While television producers are falling all over themselves lately to proclaim how their shows really aren’t science fiction, The Boston Globe goes out of its way to include pretty much anything it can under the genre umbrella — including shows like Voyage to the Bottom of the Sea, The Man from U.N.C.L.E, Tales from the Crypt, and The Wild Wild West. Like most lists of this sort, it alternates between the very subjective to the completely laughable. For instance, That Was Then, which had four episodes in 2002 (of which I think only one ran*), rates a mention, but something like Farscape doesn’t.

Which isn’t to say you have to think Farscape is among the fifty best science fiction television shows of all time. (Me, I think it’s in the top five, but lists like this are always going to spark endless debate.) Or even that the lines of the genre aren’t permeable — genre, after all, being mainly a marketing creation. But if you’re going to use the label of science fiction, you should at least have some criteria for what is and what isn’t.

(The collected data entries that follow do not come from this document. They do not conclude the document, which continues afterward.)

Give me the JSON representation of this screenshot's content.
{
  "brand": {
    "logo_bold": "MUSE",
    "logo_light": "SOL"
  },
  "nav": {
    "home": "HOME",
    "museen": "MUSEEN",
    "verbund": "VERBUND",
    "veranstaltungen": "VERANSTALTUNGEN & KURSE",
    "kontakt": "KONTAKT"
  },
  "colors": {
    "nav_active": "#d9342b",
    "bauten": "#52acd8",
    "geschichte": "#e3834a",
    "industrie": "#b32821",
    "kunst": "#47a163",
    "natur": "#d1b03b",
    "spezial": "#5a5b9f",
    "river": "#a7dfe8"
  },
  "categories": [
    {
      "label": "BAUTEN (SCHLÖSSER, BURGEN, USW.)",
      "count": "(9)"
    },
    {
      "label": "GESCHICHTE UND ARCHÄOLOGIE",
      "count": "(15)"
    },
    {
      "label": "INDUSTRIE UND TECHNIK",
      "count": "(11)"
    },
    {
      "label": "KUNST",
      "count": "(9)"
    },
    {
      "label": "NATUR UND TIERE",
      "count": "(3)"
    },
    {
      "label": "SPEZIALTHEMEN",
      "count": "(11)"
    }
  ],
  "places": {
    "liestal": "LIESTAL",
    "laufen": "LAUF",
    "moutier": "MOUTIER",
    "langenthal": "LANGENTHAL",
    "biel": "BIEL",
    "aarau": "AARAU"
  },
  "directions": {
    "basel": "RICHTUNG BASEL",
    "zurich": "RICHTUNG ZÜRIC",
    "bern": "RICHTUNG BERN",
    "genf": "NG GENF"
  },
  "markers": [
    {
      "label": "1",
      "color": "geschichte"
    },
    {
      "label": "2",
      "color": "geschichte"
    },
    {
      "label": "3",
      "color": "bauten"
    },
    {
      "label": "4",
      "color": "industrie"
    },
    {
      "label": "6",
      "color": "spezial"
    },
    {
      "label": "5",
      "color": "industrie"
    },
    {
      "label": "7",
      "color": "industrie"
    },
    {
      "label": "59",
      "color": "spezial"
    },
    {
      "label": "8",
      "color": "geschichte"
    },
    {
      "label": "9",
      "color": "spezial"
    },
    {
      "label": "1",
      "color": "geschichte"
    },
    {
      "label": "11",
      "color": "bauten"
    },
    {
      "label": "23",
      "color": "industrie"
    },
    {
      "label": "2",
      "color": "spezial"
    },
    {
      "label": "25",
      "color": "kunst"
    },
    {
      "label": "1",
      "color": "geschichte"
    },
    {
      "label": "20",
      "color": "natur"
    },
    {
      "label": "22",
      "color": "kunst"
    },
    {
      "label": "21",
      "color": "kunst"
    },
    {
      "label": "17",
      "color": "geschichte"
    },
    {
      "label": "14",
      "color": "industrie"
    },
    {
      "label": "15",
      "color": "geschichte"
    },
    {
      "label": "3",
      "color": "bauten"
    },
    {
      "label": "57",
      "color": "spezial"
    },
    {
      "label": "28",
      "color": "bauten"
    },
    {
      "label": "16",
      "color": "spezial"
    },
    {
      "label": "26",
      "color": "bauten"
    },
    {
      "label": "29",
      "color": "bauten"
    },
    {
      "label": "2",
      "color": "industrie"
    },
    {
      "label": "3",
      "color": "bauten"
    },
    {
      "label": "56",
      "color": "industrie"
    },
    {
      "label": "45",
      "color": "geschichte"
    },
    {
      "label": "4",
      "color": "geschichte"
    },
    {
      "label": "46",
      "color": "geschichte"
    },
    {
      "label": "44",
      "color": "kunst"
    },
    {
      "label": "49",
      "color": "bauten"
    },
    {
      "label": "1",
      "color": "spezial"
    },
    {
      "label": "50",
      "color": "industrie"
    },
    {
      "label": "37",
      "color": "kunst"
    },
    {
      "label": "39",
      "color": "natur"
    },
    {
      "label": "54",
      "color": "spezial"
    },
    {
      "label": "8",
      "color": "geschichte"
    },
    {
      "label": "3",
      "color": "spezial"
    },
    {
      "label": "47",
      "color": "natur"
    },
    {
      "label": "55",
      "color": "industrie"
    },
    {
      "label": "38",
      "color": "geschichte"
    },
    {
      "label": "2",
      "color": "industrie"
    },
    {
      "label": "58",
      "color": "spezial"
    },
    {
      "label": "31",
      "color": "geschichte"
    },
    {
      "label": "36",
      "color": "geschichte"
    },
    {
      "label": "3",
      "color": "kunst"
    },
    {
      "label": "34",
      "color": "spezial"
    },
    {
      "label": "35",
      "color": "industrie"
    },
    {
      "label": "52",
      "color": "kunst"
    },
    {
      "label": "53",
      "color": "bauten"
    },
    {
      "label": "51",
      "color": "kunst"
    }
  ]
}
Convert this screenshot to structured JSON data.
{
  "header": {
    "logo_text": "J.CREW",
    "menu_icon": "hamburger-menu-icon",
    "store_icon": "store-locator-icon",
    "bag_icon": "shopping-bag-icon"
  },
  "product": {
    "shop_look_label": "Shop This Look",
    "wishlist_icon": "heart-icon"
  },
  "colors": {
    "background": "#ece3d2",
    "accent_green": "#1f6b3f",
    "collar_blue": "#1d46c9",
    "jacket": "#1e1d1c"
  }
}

Lists like this are pretty subjective and an endless source of debate. There are always going to be shows that don’t make the cut that readers think should have, and vice versa. My problem with this one isn’t so much all of the picks I’d have dropped or the ones I might have added. It’s that the criteria for picking what is and isn’t science fiction seems so wonky, so vague. Heck, under these rules, you could probably make a case even for a show like The West Wing being science fiction (I mean, it clearly takes place in a parallel universe, doesn’t it?)

But I think that raises an interesting question: What other clearly non-sci-fi shows, movies, books, et cetera could be re-interpreted as science fiction? Could you take something that clearly isn’t science fiction and make a convincing argument that it is?

* The only episode I saw. I remember it being confused, more than anything.